U.S. District Judge Ronnie Abrams in Manhattan ruled that the failure by the former examiner, Carmen Segarra, to connect her disclosure of Goldman’s alleged violations to her May 2012 firing was “fatal” to her whistleblower lawsuit. Abrams also said Segarra could not file an amended lawsuit.

“Congress sought to protect employees of banking agencies … who adequately allege that they have suffered retaliation for providing information regarding a possible violation of a ‘law or regulation,’” the judge wrote. “Plaintiff has not done so.”

Segarra’s findings that Goldman’s conflict-of-interest practices may have violated merely an “advisory letter” that did not carry the force of law did not entitle her to whistleblower protection under the Federal Deposit Insurance Act, Abrams said.

Linda Stengle, a lawyer for Segarra, did not immediately respond to requests for comment.

Jack Gutt, a New York Fed spokesman, declined to comment. The New York Fed has said its personnel decisions are based exclusively on job performance and subject to thorough review.

EL PASO

Segarra said she joined the New York Fed in October 2011, after previously working as a lawyer at Bank of America Corp and Citigroup Inc.

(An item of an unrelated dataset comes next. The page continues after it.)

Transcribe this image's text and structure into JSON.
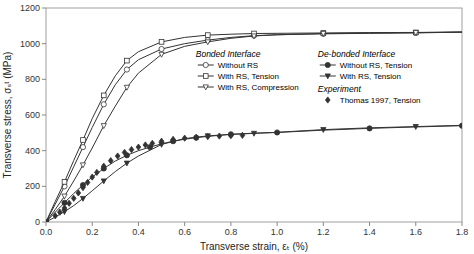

She said that at the New York Fed, her legal compliance and risk team had initially voted to downgrade Goldman’s annual rating for policies and procedures, after she had determined that the bank had no companywide conflict of interest policy.

She said her boss, Michael Silva, and his deputy, Michael Koh, became concerned that a downgrade could cause clients to stop doing business with the Wall Street bank, the lawsuit said.

According to the complaint, Segarra’s review included the roughly $23 billion takeover of pipeline company El Paso Corp by Kinder Morgan Inc. Goldman advised El Paso on the 2012 merger despite holding a big stake in Kinder Morgan.

Silva, Koh and another supervisor, Johnathon Kim, were also defendants in Segarra’s lawsuit, and Abrams dismissed claims against them. Goldman was not a defendant. A bank spokesman, Michael DuVally, declined to comment.

JUDGE-SHOPPING

In her ruling on Wednesday, Abrams also rejected a move by Stengle for greater disclosure by the judge about her husband’s relationship with Goldman Sachs.

Abrams disclosed on April 3 that she had just learned that her husband, Greg Andres, a partner at Davis Polk & Wardwell, was representing Goldman in an advisory capacity.

Stengle said at the time she would not seek Abrams’ recusal, the judge said, and went ahead the next day with scheduled oral arguments on the defendants’ bid to dismiss the case.

But on April 11, Stengle made a written request for a “more complete disclosure” of Andres’ relationship with Goldman, and Abrams’ own working relationship with another defense lawyer.

Abrams said that was too late, given that Segarra by then would have had a chance to “sample the temper of the court” and perhaps anticipate she would lose unless Abrams recused herself.

“The timing of plaintiff’s requests suggests that she is engaging in precisely the type of ‘judge-shopping’ the 2nd Circuit has cautioned against,” Abrams wrote, referring to the federal appeals court in New York. “Such an attempt to engage in judicial game-playing strikes at the core of our legal system.”

Susan Peters, a Davis Polk spokeswoman, did not immediately respond to requests for comment.

The case is Segarra v. Federal Reserve Bank of New York et al, U.S. District Court, Southern District of New York, No. 13-07173.